As promised, I'm including a photo from my baking expedition yesterday.  A couple of things to note:

-Holy cow, this recipe makes a whole lot of cookies.  Great for a big party.
-I left out the nuts and dates.  Gross. 
-The icing hardens super fast.  I had to add milk halfway through; otherwise, it's pretty hard to spread.  

The verdict:  It's a keeper.  These are delicious.  Anything with Crisco and a stick of butter is yummy.

Saturday, October 23, 2010

Why Start a Blog Now?

The infertility journey is a long and painful one.  We hope this blog will bring comfort to those who may be on a similar journey.   We also believe adoption is close to God's heart and hope to bring awareness to this global issue.  We love sweets and hope to share tasty recipes with you!

Infertility: Here's where we'll be chronicling our journey.  Here's the latest.  I (Rachel) have PCOS (info here).  What's that, you ask?  It basically means starting a family of our own will be difficult and requires doctor intervention.  However, we think God is bigger.  We're taking some time to try some less invasive treatments, like acupuncture.  We're prayerful that this will help!  Here's what God has to say about it: "Trust in the LORD with all your heart and lean not on your own understanding; in all your ways acknowledge him, and he will make your paths straight." (Proverbs 3:5-6)  Much easier said than done, but we know God is all good, all the time.  

Adoption:  We just came back from the Together for Adoption conference (http://www.togetherforadoption.org/).  God placed adoption on our hearts even before I was diagnosed with PCOS.  We know we want to adopt and are praying for God's timing.  At this point, we've narrowed our search to a domestic infant adoption. 
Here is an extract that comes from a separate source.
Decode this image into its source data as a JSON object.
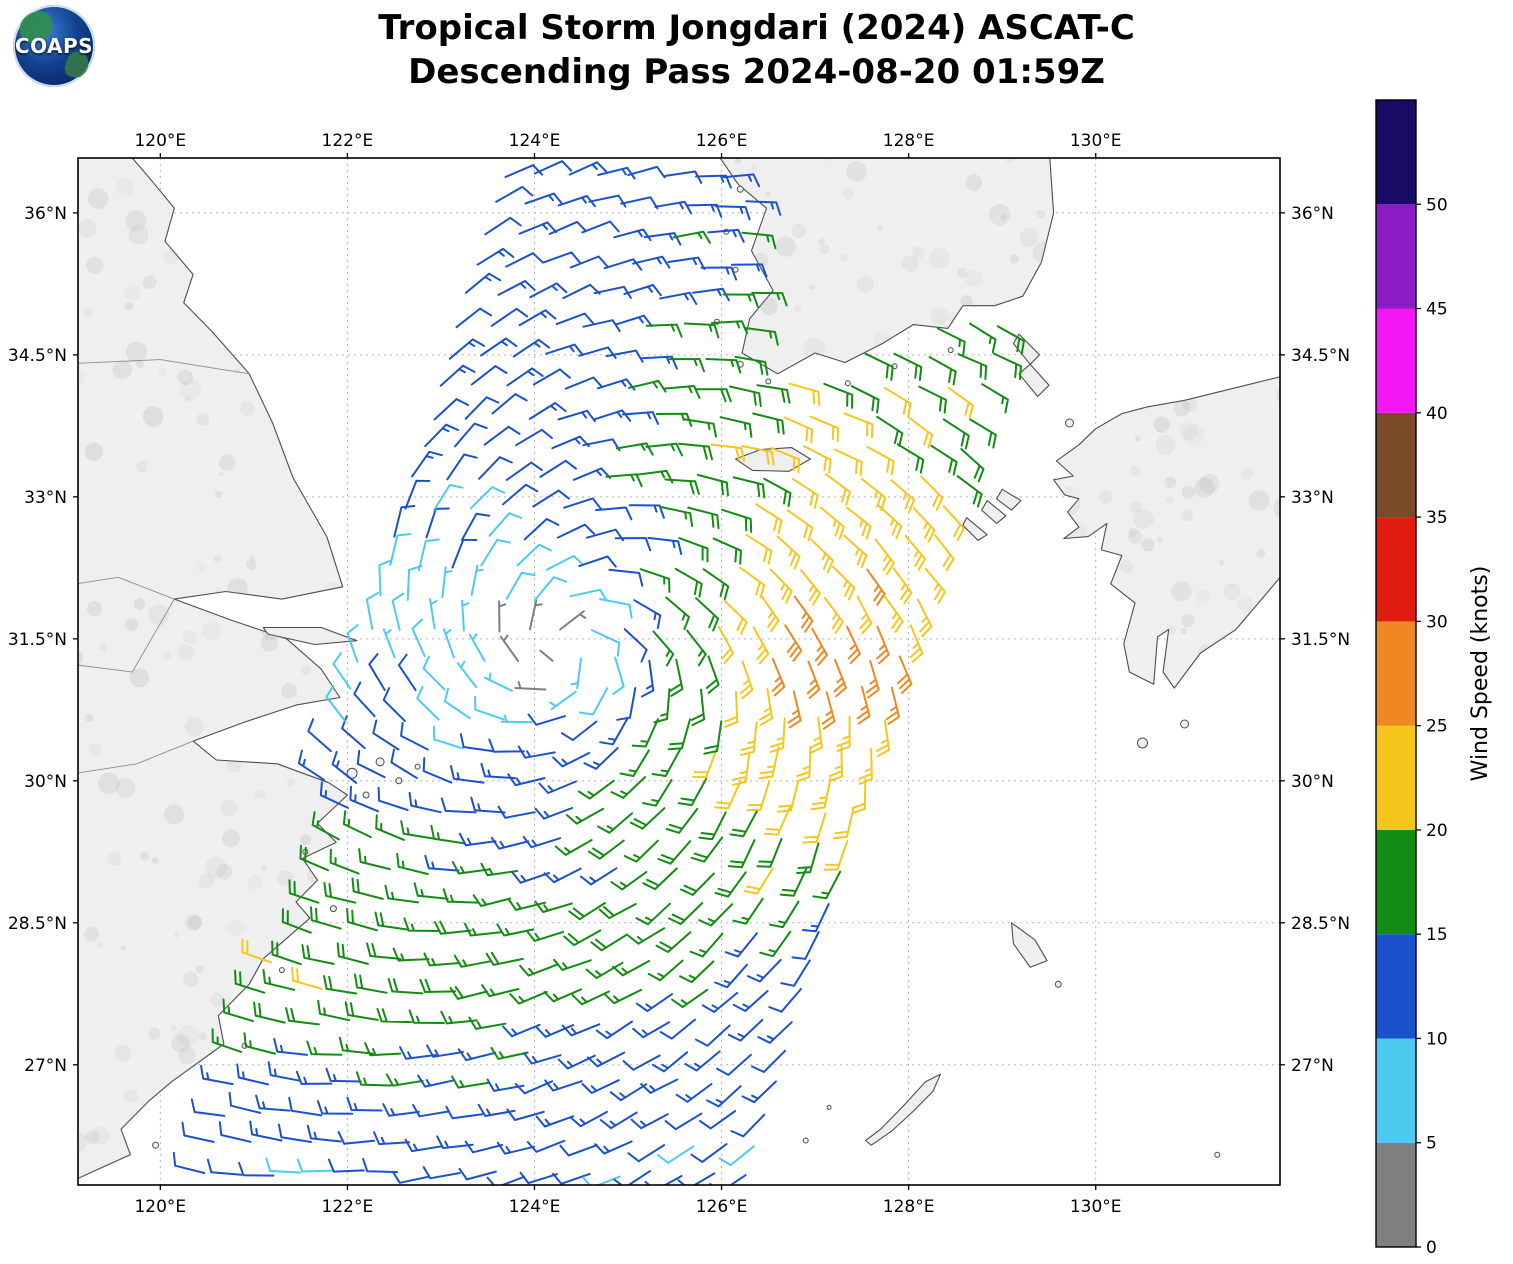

Baking:  Today I'll be baking these gems.  Pictures soon to follow (recipe below)

Frosted Pumpkin Cookies

Ingredients

  • 1 cup shortening
  • 2 cups packed brown sugar
  • 1 can (15 ounces) solid-pack pumpkin
  • 4 cups all-purpose flour
  • 2 teaspoons baking powder
  • 2 teaspoons baking soda
  • 2 teaspoons ground cinnamon
  • 1/8 teaspoon salt
  • 1 cup chopped pecans
  • 1 cup chopped dates

  • CARAMEL FROSTING:
  • 1/2 cup butter, cubed
  • 1-1/2 cups packed brown sugar
  • 1/4 cup milk
  • 1 teaspoon maple flavoring
  • 1/2 teaspoon vanilla extract
  • 2 to 2-1/2 cups confectioners' sugar

Directions

  • In a large bowl, cream shortening and brown sugar until light and fluffy. Beat in pumpkin. Combine the flour, baking powder, baking soda, cinnamon and salt; gradually add to pumpkin mixture and mix well. Stir in pecans and dates.
  • Drop by rounded teaspoonfuls 2 in. apart onto ungreased baking sheets. Bake at 375° for 13-15 minutes or until firm.
  • Meanwhile, for frosting, combine the butter, brown sugar and milk in a small saucepan. Bring to a boil over medium heat, stirring constantly; boil for 3 minutes. Remove from the heat; stir in maple flavoring and vanilla.
  • Cool slightly; beat in enough confectioners' sugar to achieve spreading consistency. Remove cookies to wire racks; frost while warm. Yield: 6-1/2 dozen.
Tip of the Day:  Never ask your friends when they'll be starting a family of their own.  We know this question is never meant to be hurtful, but it can be very painful for someone experiencing infertility.